LONDON – Saat Karl Marx dan Friedrich Engels menulis bahwa “Segala yang padat hilang larut dalam udara,” pernyataan ini dimaksudkan sebagai sebuah metafora perubahan akibat revolusi industri yang merusak norma-norma sosial yang sudah terbentuk. Saat ini, pernyataan mereka dapat diartikan secara harafiah: Emisi karbon dioksida dan polutan-polutan industri lainnya yang dikeluarkan ke atmosfer telah merubah planet ini – dengan dampak yang besar bagi lingkungan hidup, kesehatan, perpindahan penduduk, dan keadilan sosial. Dunia kini berada pada sebuah persimpangan, dan banyak kemajuan yang telah kita buat dalam bidang-bidang tersebut dapat hilang seketika.

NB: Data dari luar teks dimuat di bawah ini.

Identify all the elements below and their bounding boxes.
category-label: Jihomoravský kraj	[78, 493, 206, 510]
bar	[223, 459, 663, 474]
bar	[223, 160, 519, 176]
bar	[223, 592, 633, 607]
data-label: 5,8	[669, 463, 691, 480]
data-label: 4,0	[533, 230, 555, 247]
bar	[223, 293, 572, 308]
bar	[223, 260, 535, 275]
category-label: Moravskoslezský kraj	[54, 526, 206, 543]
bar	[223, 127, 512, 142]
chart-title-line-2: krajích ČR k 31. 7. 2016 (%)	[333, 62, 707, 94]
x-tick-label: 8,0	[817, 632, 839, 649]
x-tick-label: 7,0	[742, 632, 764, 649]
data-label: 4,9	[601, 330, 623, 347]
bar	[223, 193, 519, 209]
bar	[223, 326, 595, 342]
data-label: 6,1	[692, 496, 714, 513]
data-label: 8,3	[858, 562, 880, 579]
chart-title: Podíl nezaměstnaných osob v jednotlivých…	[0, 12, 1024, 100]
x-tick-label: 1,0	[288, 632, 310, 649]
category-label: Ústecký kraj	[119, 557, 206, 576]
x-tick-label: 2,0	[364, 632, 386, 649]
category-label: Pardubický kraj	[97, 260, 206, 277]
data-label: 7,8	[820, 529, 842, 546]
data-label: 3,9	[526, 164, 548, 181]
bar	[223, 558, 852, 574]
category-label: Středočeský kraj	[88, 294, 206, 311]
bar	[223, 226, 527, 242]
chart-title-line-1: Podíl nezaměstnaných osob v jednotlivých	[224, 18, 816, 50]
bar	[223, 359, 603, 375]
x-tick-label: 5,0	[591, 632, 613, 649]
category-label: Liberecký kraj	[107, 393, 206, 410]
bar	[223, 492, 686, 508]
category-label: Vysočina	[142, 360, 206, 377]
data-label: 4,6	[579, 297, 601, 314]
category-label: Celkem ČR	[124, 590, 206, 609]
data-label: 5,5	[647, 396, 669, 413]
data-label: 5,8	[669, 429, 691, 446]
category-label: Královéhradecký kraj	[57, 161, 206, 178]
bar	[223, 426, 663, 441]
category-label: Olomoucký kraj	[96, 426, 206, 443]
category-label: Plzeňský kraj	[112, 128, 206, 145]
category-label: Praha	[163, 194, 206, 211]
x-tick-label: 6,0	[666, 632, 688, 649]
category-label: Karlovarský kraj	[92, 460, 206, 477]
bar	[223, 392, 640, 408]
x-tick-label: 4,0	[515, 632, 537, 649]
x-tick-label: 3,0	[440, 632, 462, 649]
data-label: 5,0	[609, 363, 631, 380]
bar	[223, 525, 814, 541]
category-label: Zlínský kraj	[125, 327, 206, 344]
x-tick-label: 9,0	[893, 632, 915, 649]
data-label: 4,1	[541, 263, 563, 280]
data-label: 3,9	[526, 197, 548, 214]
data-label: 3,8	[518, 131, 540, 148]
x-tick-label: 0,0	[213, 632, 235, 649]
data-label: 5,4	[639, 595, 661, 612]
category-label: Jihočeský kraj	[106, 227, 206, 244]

Pada tahun 2007, Nelson Mandela mendirikan The Elders untuk menghadapi resiko-resiko tersebut, meminta kelompok independen yang terdiri dari mantan pemimpin formal untuk menyampaikan kebenaran pada pemegang kekuasaan saat ini atau “speak truth unto power.” Inilah yang akan kita lakukan pada peluncuran Sustainable Development Goals (SDG) atau Tujuan Pembangunan Berkelanjutan yang baru dalam Sidang Umum PBB pada bulan ini.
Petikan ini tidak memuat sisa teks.